Looking beyond the initial fear of losing sensitive data, there are several other consequences that can soon follow if an attacker is successful. Businesses risk severe reputational damage and loss of customer and partner trust around how a company protects their data. Rising levels of suspicions and doubts can impact business in the future. On a more basic level, however, once an attacker gains access to the network they will endeavour to keep their foothold so they can breach more databases. No part of the system will be safe.
It can also be hard to tell which areas of the network are infected. Even if the initial point of entry is discovered, criminals can navigate undetected, causing major damage before they are finally discovered. The more databases that attackers are permitted to access, the more it will cost the organisation to recover lost assets and re-establish the company’s security posture.
Securing the future
An effective security strategy must be built on strong foundations – which starts with getting the basics right. As patching is a crucial element of securing databases, organisations must ensure the necessary training is provided to avoid human error, especially if there is a skills shortage. Additionally, IP scanning solutions can help identify existing data leaks and which databases need priority action.

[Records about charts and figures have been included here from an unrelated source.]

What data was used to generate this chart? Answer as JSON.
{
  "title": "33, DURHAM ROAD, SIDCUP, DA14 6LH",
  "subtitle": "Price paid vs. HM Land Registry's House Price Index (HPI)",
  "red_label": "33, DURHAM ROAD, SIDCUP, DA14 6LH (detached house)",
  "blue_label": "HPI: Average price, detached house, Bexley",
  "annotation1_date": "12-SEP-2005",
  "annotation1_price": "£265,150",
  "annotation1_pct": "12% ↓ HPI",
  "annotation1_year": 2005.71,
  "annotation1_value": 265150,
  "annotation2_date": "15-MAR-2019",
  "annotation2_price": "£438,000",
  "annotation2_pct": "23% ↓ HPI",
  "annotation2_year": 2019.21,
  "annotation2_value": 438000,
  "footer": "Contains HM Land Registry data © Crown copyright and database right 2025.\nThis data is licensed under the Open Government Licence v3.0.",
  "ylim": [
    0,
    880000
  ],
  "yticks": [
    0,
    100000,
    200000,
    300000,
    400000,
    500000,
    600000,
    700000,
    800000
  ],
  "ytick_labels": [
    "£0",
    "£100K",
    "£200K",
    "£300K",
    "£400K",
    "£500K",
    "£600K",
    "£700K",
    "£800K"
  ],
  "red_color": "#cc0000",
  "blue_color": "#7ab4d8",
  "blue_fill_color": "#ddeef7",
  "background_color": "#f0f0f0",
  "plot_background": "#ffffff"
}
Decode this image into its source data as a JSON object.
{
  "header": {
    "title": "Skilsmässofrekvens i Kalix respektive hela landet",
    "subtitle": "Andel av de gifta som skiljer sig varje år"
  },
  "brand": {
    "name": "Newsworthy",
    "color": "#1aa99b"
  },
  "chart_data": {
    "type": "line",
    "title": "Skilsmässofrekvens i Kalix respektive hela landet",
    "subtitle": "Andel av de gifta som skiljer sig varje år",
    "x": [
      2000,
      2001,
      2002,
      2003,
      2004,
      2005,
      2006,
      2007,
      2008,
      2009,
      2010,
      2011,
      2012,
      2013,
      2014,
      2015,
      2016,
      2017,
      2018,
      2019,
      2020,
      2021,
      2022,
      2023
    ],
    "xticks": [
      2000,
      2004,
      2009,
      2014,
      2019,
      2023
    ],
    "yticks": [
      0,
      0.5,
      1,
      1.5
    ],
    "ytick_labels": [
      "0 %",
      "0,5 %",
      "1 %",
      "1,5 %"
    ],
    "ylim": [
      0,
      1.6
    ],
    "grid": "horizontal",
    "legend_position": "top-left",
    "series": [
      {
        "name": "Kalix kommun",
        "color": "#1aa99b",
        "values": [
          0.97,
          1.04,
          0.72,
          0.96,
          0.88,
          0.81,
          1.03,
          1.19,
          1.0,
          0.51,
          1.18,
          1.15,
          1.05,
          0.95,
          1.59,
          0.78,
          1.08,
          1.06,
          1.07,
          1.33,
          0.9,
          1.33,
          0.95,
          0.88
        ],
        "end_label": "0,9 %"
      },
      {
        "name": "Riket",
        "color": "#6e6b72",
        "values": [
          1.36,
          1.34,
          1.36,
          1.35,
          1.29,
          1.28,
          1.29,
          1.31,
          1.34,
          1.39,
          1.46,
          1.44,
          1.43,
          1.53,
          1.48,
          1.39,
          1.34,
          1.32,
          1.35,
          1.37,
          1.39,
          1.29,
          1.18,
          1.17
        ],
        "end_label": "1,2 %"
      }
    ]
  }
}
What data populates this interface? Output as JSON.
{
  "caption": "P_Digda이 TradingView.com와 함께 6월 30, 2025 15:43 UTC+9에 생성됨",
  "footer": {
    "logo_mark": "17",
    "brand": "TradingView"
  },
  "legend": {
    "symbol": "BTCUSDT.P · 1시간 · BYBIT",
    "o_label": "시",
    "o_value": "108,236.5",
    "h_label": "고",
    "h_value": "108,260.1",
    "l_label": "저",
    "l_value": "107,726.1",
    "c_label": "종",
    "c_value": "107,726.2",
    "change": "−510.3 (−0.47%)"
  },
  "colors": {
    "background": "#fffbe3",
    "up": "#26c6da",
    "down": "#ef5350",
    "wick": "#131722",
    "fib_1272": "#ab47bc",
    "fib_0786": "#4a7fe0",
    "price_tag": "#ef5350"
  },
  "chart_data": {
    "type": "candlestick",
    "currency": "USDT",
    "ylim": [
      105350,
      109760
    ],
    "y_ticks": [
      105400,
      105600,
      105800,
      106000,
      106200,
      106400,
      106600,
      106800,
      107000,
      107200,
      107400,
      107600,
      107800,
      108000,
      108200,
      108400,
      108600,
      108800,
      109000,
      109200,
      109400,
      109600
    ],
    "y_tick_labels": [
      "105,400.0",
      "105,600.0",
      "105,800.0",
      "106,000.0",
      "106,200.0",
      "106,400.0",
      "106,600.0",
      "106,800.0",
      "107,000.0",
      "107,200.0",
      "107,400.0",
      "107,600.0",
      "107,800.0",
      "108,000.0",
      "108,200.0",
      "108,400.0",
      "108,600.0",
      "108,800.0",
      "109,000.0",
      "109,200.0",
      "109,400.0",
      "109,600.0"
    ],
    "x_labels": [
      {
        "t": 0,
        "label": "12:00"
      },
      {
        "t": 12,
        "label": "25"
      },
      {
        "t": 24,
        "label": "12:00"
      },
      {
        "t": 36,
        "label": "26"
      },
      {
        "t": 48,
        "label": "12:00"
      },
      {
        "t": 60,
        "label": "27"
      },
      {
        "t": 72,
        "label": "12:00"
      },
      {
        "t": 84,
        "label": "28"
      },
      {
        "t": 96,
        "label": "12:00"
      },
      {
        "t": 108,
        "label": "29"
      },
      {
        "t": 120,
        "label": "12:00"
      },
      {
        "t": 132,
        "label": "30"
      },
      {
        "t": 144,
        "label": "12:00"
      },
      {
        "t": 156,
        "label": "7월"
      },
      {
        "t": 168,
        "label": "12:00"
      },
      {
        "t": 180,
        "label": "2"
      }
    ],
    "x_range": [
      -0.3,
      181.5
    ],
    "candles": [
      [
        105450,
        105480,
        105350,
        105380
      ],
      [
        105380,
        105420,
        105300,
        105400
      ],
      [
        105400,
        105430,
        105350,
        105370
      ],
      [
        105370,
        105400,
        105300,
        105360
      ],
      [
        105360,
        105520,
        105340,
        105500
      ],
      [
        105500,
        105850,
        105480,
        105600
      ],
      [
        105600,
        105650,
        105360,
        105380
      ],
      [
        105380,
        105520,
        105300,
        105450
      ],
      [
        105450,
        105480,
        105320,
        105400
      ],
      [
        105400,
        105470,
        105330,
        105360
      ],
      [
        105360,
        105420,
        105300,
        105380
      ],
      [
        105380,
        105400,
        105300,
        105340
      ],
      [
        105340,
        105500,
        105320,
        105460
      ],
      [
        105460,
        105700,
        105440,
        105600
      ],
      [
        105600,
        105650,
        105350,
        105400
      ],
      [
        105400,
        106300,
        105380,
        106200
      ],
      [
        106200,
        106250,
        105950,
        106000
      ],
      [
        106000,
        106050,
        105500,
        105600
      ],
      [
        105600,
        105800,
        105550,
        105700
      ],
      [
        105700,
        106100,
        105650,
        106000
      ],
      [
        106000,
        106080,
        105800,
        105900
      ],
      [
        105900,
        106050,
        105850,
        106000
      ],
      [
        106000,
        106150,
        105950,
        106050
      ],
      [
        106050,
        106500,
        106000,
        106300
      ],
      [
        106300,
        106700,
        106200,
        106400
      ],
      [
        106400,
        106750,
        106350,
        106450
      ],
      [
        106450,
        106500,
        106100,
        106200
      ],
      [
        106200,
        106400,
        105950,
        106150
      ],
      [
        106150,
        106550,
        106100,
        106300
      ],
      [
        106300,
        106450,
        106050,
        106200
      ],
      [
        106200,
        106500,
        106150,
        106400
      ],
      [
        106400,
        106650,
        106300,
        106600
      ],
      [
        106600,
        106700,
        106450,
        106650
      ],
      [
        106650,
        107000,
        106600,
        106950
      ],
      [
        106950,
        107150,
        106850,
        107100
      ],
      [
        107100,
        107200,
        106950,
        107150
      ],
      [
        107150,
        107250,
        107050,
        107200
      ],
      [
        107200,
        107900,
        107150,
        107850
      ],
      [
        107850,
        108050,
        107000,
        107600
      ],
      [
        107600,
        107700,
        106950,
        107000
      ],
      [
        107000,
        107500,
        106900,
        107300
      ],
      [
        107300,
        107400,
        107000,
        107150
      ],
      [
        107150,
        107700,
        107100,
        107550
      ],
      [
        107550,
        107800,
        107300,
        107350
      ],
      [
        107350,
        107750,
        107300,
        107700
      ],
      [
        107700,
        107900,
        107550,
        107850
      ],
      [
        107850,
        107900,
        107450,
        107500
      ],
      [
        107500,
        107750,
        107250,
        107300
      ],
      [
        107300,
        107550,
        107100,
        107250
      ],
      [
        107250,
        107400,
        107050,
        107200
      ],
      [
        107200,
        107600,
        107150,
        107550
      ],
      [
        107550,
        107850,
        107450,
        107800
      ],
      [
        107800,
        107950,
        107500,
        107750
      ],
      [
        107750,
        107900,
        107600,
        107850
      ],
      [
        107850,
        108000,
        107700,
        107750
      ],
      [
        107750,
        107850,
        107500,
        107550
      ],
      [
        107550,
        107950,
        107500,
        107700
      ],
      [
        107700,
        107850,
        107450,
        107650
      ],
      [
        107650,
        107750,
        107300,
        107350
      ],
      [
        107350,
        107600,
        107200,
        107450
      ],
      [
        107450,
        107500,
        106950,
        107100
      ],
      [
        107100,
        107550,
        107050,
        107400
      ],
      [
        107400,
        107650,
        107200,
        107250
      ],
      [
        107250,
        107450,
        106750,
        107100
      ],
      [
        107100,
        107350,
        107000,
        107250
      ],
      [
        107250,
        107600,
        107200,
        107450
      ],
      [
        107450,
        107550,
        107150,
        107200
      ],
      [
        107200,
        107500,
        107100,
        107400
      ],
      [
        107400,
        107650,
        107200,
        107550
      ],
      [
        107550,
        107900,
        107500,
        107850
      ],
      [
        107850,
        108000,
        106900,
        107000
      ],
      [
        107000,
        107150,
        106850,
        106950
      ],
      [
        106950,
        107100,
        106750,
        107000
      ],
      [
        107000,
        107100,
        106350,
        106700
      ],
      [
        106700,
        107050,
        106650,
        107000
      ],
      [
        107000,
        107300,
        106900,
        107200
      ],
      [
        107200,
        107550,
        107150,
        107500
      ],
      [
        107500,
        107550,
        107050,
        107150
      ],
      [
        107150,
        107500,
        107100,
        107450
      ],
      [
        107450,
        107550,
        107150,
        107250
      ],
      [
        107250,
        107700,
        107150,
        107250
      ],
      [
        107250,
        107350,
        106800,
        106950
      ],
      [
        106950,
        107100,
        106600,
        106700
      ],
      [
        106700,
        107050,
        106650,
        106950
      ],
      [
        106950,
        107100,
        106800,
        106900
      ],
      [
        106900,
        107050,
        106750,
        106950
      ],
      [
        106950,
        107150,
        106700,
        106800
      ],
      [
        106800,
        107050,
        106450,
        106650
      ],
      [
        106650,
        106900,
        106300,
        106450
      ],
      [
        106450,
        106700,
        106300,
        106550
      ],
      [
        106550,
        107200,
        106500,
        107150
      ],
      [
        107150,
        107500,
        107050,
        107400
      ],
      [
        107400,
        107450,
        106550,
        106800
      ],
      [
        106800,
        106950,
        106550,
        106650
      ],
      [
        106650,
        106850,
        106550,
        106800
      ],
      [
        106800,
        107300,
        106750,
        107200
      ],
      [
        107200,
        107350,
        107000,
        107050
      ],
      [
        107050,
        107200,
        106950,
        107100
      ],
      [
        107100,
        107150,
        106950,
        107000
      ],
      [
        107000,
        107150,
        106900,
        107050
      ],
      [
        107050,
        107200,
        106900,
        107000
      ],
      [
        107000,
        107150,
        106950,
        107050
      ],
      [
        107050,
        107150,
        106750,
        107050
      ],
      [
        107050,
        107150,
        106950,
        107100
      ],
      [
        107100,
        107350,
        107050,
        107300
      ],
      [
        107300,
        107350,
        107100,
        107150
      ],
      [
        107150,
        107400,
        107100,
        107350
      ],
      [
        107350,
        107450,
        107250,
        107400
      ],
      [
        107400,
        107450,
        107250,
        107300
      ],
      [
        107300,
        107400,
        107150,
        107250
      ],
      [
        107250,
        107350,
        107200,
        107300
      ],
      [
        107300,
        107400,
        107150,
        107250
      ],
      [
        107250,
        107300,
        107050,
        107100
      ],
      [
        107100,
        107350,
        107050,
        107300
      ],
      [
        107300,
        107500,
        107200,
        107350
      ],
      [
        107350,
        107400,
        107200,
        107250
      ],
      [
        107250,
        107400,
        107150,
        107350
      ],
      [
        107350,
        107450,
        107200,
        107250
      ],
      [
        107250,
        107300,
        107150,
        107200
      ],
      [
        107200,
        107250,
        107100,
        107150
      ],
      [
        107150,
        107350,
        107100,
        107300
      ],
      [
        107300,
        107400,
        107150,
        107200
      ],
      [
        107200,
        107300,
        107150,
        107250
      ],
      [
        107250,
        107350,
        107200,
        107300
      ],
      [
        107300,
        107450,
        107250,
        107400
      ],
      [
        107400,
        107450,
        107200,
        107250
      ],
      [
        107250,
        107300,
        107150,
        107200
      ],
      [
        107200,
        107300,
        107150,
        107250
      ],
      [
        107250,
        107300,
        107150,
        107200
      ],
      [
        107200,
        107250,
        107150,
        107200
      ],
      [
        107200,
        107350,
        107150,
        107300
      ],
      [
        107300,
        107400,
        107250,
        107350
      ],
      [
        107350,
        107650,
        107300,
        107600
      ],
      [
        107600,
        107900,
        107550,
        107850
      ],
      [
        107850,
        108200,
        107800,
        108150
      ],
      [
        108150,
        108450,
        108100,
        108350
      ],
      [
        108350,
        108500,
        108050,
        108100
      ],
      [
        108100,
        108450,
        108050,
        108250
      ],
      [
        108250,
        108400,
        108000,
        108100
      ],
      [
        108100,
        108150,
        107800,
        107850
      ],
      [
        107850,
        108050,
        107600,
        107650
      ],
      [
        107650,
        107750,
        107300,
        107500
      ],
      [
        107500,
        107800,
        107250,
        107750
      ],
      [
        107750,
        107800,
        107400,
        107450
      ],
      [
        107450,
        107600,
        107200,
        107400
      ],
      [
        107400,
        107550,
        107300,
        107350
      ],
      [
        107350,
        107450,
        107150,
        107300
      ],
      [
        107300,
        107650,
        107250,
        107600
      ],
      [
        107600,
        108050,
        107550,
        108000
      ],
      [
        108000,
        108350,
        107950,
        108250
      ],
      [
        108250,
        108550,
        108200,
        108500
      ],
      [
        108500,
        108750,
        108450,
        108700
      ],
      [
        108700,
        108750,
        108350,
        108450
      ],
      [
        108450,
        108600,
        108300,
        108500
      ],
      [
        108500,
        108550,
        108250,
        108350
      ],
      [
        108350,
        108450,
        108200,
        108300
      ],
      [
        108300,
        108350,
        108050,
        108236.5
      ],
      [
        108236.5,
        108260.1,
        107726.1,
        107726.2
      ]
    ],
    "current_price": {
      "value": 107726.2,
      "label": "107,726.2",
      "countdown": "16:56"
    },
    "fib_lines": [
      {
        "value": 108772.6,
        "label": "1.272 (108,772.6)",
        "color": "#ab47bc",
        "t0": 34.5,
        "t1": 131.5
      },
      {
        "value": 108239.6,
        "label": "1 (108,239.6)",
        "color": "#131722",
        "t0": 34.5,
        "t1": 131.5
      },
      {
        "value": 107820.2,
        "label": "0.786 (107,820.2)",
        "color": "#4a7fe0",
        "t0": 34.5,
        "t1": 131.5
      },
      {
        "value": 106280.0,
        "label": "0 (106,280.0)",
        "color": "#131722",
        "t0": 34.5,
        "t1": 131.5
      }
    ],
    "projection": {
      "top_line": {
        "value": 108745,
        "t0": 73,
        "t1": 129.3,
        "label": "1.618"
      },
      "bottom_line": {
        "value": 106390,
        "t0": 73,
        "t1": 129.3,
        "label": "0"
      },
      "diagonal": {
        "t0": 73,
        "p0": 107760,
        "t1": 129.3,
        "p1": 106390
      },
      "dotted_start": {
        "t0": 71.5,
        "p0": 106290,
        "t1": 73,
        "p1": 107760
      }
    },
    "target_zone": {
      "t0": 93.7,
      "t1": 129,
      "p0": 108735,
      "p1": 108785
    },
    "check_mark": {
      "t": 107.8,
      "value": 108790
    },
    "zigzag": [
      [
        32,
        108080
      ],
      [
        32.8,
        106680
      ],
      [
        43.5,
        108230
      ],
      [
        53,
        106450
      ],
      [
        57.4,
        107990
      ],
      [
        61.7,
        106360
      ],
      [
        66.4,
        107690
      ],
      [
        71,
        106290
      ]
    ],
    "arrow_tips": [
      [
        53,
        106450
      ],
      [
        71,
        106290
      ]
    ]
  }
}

Turning attention to the attackers, businesses should make it as difficult as possible for them to break into databases. Criminals are less likely to spend more time focussing on bypassing the perimeter if it means they’re most likely going to get caught before they succeed. Digital risk solutions are available to disrupt their kill chain by blocking the footholds that attackers rely on. Organisations will be able to uncover existing exposures and correct any weaknesses within databases before any damage is done. This increased visibility is vital for maintaining and strengthening defences and keeping attackers out of all databases.
Any database could become a liability if managed incorrectly. To stay ahead of attackers and avoid the frighteningly high cost of data breaches, businesses must maintain sufficient visibility over all databases, whether they’re still in use or not. It’s important to remember that while breach attempts are inevitable, criminal success is not.